確か、私は昨日自宅のベットで寝たことは覚えている。
だが、ここは私の自宅ではなく、真っ白な砂だけしかない世界だった。
なぜ、私はここにいるのか?
そのことを考えるが答えはいっこうに出てこない…
知らない場所にいたことに気をとられ気づいていなかったが、私の体がおかしい。
いつもと違う目線の高さ、それに手が人の手ではない。
まるで、動物のような手だ。
しかし、これは動物の手ではない。
なぜなら、真っ白な手をしているからだ。
これは夢なのだろうか?
考えても答えが浮かばない私はそう判断した。
ならば、いづれ目を覚ますだろうと私は思い、この広大な砂漠ともいえる場所を探検してみることにした。

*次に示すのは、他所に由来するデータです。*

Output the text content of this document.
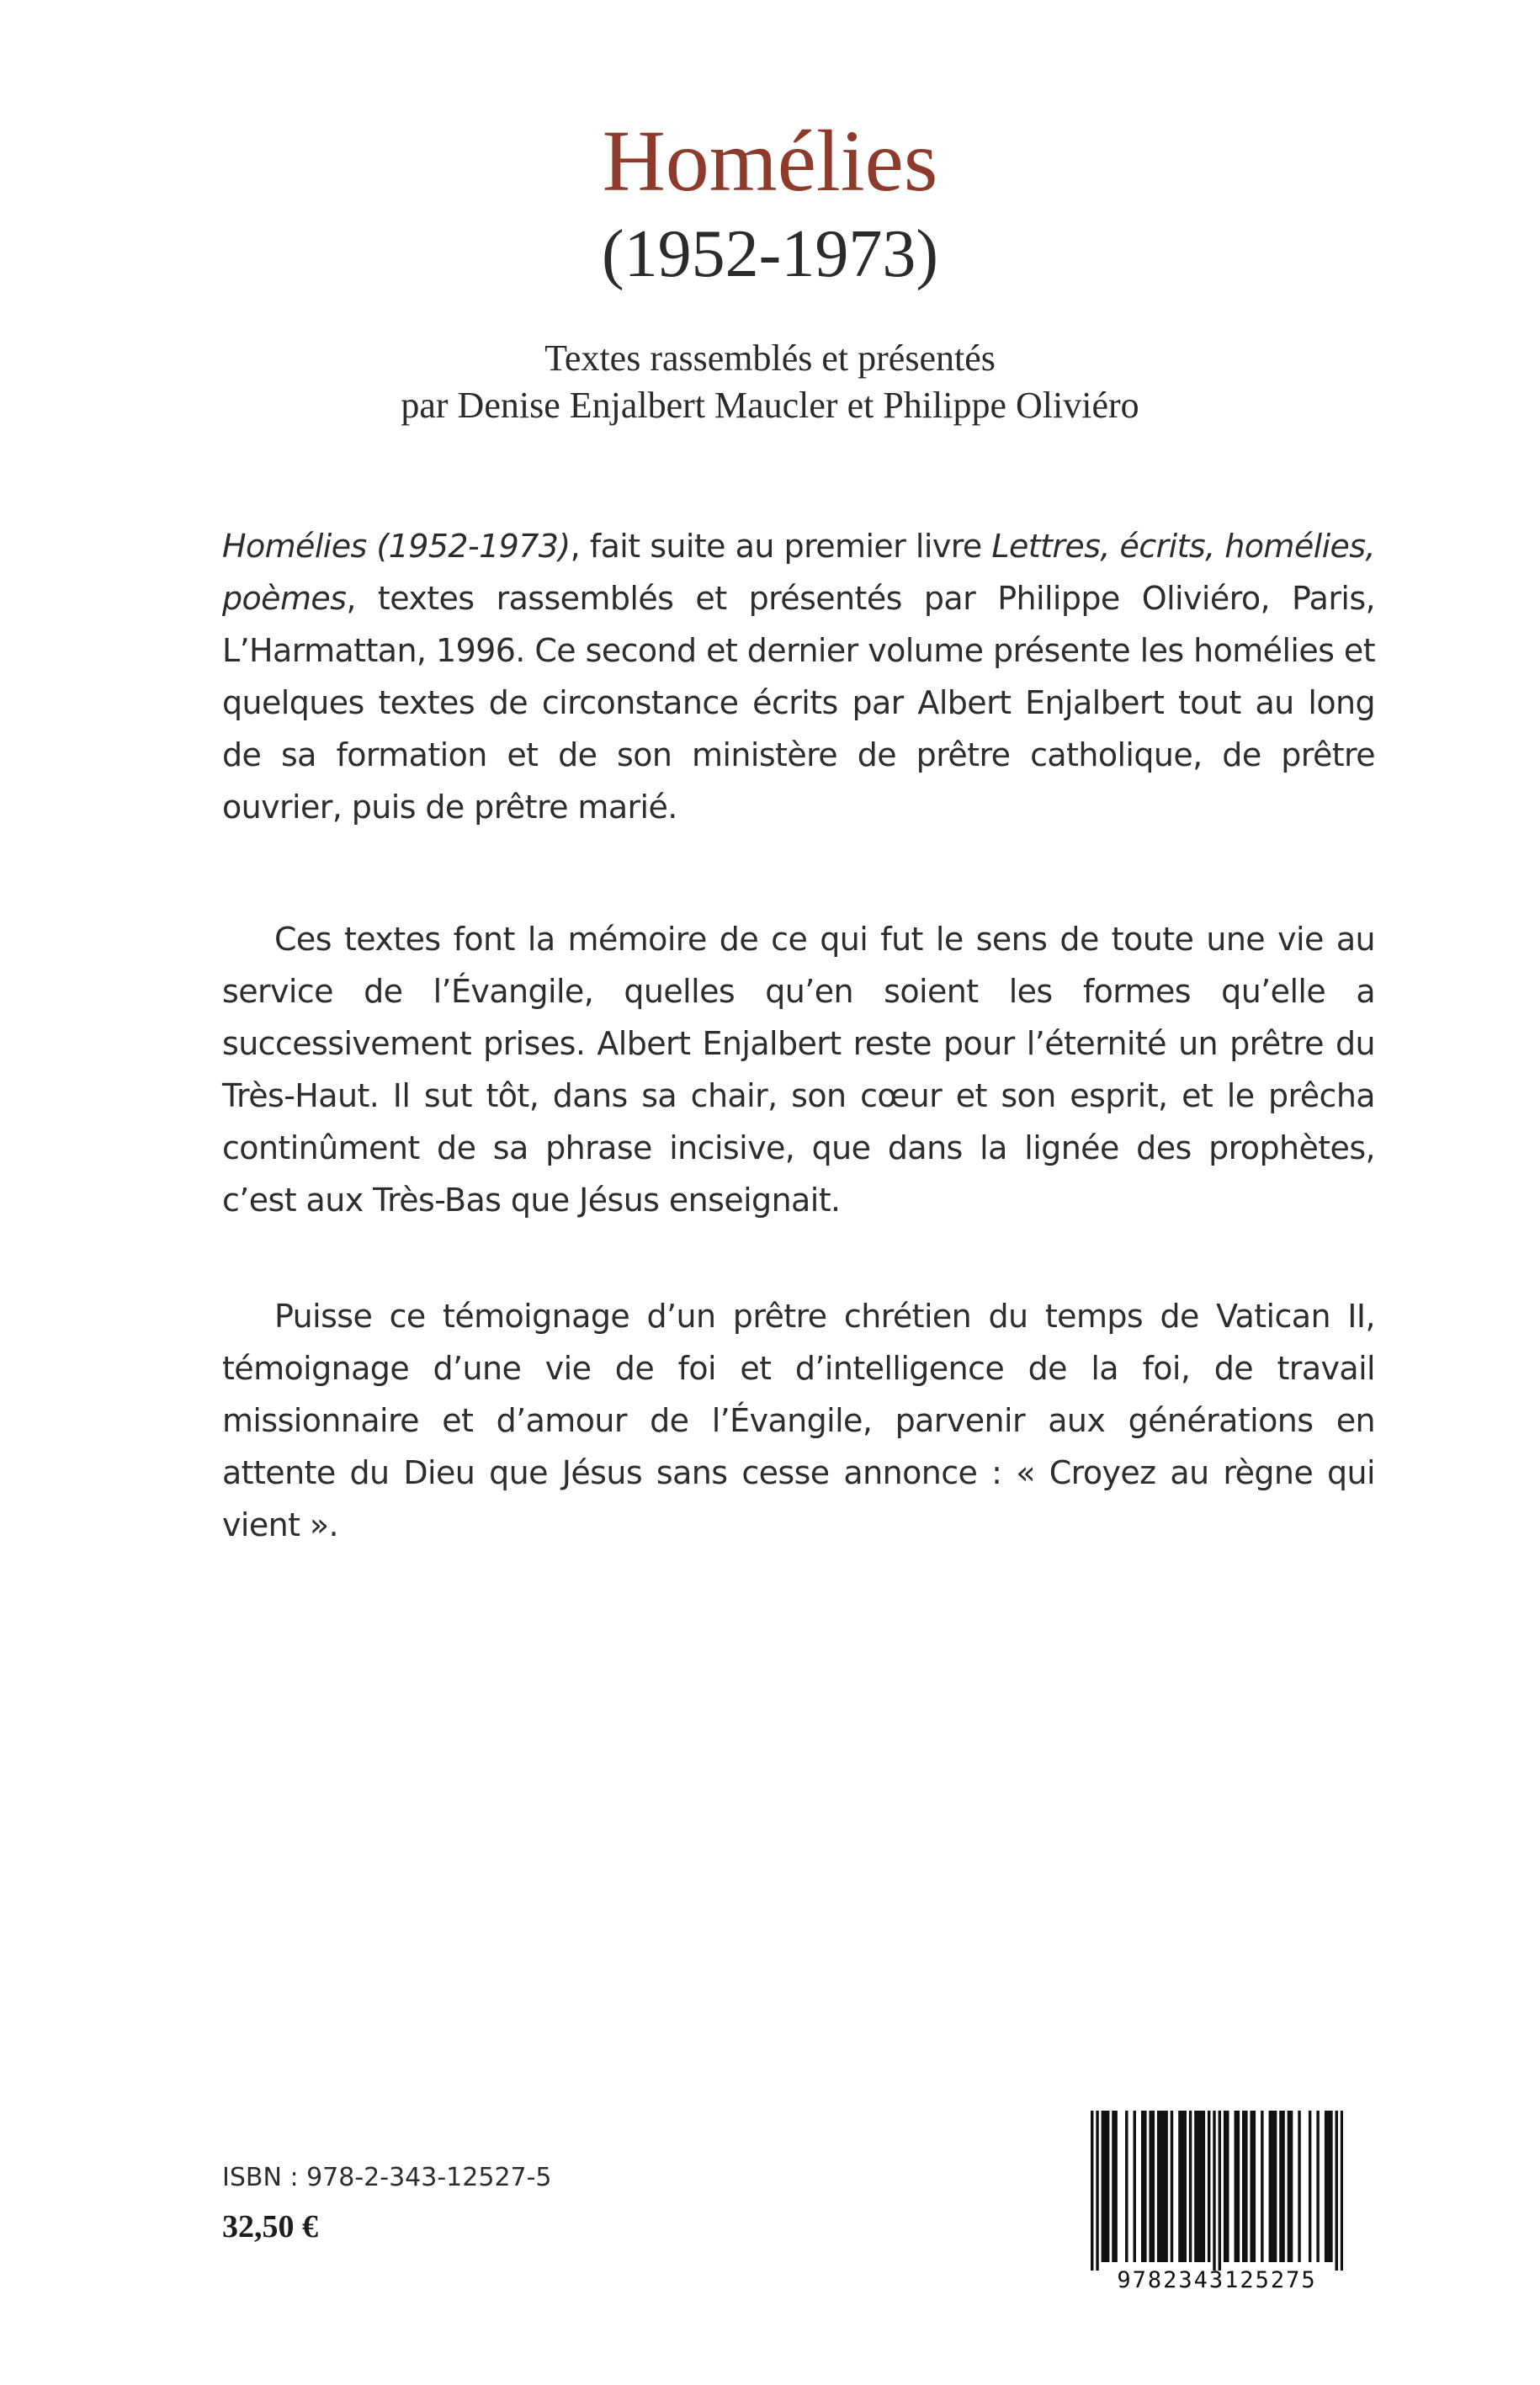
Homélies
(1952-1973)
Textes rassemblés et présentés
par Denise Enjalbert Maucler et Philippe Oliviéro

Homélies (1952-1973), fait suite au premier livre Lettres, écrits, homélies, poèmes, textes rassemblés et présentés par Philippe Oliviéro, Paris, L’Harmattan, 1996. Ce second et dernier volume présente les homélies et quelques textes de circonstance écrits par Albert Enjalbert tout au long de sa formation et de son ministère de prêtre catholique, de prêtre ouvrier, puis de prêtre marié.

Ces textes font la mémoire de ce qui fut le sens de toute une vie au service de l’Évangile, quelles qu’en soient les formes qu’elle a successivement prises. Albert Enjalbert reste pour l’éternité un prêtre du Très-Haut. Il sut tôt, dans sa chair, son cœur et son esprit, et le prêcha continûment de sa phrase incisive, que dans la lignée des prophètes, c’est aux Très-Bas que Jésus enseignait.

Puisse ce témoignage d’un prêtre chrétien du temps de Vatican II, témoignage d’une vie de foi et d’intelligence de la foi, de travail missionnaire et d’amour de l’Évangile, parvenir aux générations en attente du Dieu que Jésus sans cesse annonce : « Croyez au règne qui vient ».

ISBN : 978-2-343-12527-5
32,50 €
9782343125275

数時間がたっただろう。私はあれから数時間歩き続けた。
だが、景色は依然として変わらず、あるのは砂、そしてたまに見かける枯れた木のようなものだけだ。
それにしても、数時間歩き続けたにも関わらず、私の体はいっこうに疲れた気配も見せない。
やはり、今の自分は人ではなく、なにか動物に近いなにかなのだろう。
そんなことを考えていると何か音が聞こえてきた。
気になった私はその音が聞こえた方向に足を運ぶことにした。
その音がだんだんと近づくにつれて、音の正体が見えてきた。
白い犬みたいなもの、そして白い猫みたいなものが争いをしていた。
それは争いと言うにはいささか野蛮過ぎた。
そう、それはまるで殺しあいと言わんばかりの戦いだった。
その二匹の獣はどこか、見覚えがある。
正確にいうとその二匹というか、その風貌がだ。
そう、それはブリーチと言われる漫画の世界の虚と言われる存在に似ていた。
そうかここは虚圏だったのか…
そう考えると私の頭はなぜかすぐに納得してしまった。
それと同時にここは夢ではなく現実であると私の直感がそう告げている。
ふふふ、どうやら今の私は人間ではなく虚らしい。
なにせ、喧嘩もろくにしたことがない私が二匹の戦いを見て私も戦いたい。
やつらを殺し、喰らえと私の体全てが訴えている。
そんなふうにいつもの私とは違う何かが私の中でざわめいている。
そうこれは理屈ではなく、本能だ。
人間ではなく虚になった私はそう結論を出した。
今の私はこれから、どのように生きていくか、どうすれば生き残れるのかを考えるべきだ。
いろいろと考えたいのはやまやまなのだが、どうやら、二匹の決着がもうつきそうだ。
取り敢えず、私が次の標的にされないためにも一旦ここから離れよう。
そう思い、その場から離れるために走り出した私はいつもの私では感じることが出来ない風を感じることができた。